In gioco c'era e c'é il destino di ben 19.000 norme e direttive europee che regolano tuttora una miriade di fattispecie nella vita e negli affari dei cittadini britannici e di coloro che risiedono sull'isola. Norme che quando l'addio all'Ue diverrà formale, presumibilmente nel 2019, avrebbero lasciato un vuoto gigantesco se non importate nel corpus legislativo del Regno.

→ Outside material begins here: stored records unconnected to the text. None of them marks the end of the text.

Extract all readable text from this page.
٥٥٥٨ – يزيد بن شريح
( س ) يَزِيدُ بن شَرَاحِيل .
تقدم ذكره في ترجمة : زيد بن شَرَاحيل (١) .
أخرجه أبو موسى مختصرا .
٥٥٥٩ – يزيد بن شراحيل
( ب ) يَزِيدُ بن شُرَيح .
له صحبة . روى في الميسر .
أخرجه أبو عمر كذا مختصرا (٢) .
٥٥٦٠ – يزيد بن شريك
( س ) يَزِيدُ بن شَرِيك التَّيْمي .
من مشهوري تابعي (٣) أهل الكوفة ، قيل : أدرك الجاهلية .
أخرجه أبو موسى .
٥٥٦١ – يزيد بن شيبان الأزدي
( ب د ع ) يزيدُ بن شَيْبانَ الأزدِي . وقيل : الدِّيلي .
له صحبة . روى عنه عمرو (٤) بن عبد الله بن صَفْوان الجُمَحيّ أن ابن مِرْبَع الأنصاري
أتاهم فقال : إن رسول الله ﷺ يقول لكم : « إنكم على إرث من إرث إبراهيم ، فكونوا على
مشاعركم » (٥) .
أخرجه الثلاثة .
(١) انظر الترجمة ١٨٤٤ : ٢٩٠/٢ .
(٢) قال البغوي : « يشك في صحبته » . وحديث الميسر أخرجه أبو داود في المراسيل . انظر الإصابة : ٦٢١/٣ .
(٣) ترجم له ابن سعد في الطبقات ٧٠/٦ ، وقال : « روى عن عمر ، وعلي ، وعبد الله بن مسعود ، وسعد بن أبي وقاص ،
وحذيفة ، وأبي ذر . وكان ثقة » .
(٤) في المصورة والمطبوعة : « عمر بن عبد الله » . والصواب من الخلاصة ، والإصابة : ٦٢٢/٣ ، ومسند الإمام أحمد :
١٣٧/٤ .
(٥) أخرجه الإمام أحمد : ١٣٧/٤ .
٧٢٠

Di qui la necessità della Great Repeal Bill: unica alternativa a un divorzio "caotico", nelle parole pronunciate dal ministro per la Brexit, David Davis, in uno dei suoi ultimi appelli in favore del sì e ripetute subito prima del voto dal titolare della Giustizia, David Lidington. L'ok, per quanto strappato con il richiamo alla disciplina di partito, mette se non altro un punto fermo, sebbene non appaia certo risolutivo per diradare le nebbie d'un Paese nel quale i consumi del 2017 potrebbero scendere al livello più basso da 4 anni (complici l'inflazione e la sterlina debole) e già monta la pressione per sfondare il tetto sull'aumento dei salari nel pubblico impiego.

Il Repeal bill, da qui lo scontro frontale, intende attribuire al governo poteri correttivi speciali dello statuto legislativo del Regno, senza passare ogni volta per un voto del parlamento. Questi poteri sono conosciuti come i poteri di Enrico VIII, il re inglese che fondò la Chiesa anglicana realizzando lo scisma con la Chiesa cattolica di Roma, che poteva legiferare per decreto, obbligando tutti i cittadini a obbedire a queste misure come se fossero atti emessi dal parlamento. I laburisti pensano che questo disegno di legge intenda dare al governo poteri che spettano solo al parlamento o alle amministrazioni locali, create con la devolution dall’esecutivo Blair alla fine degli anni Novanta.

QUESTIONE IRLANDESE - Giovedì 7 settembre la Commissione ha presentato un position paper sull'Irlanda, in cui è ribadita la volontà di continuare a rispettare quanto previsto dall'accordo di pace del Venerdì Santo e la conseguente libera circolazione tra Eire e Irlanda del Nord, e quattro documenti specifici sulla proprietà intellettuale, le dogane, gli appalti pubblici e sulla protezione dei dati (portando così a 14 il totale dei documenti tecnici prodotti dalla Ue). Sulle soluzioni per l'Irlanda, dove la Ue ha ribadito che non dovrà "mai esserci una frontiera fisica", "non ci siamo ancora", e viene chiesto al governo di Londra di presentare proposte - ha specificato Barnier - che consentano ai cittadini di godere della libertà di circolazione, ma anche che l'Irlanda continui a fare pienamente parte del mercato unico. "La creatività e la flessibilità nelle soluzioni non possono essere trovate a spese del mercato unico: non sarebbe leale", ha evidenziato il capo negoziatore Ue.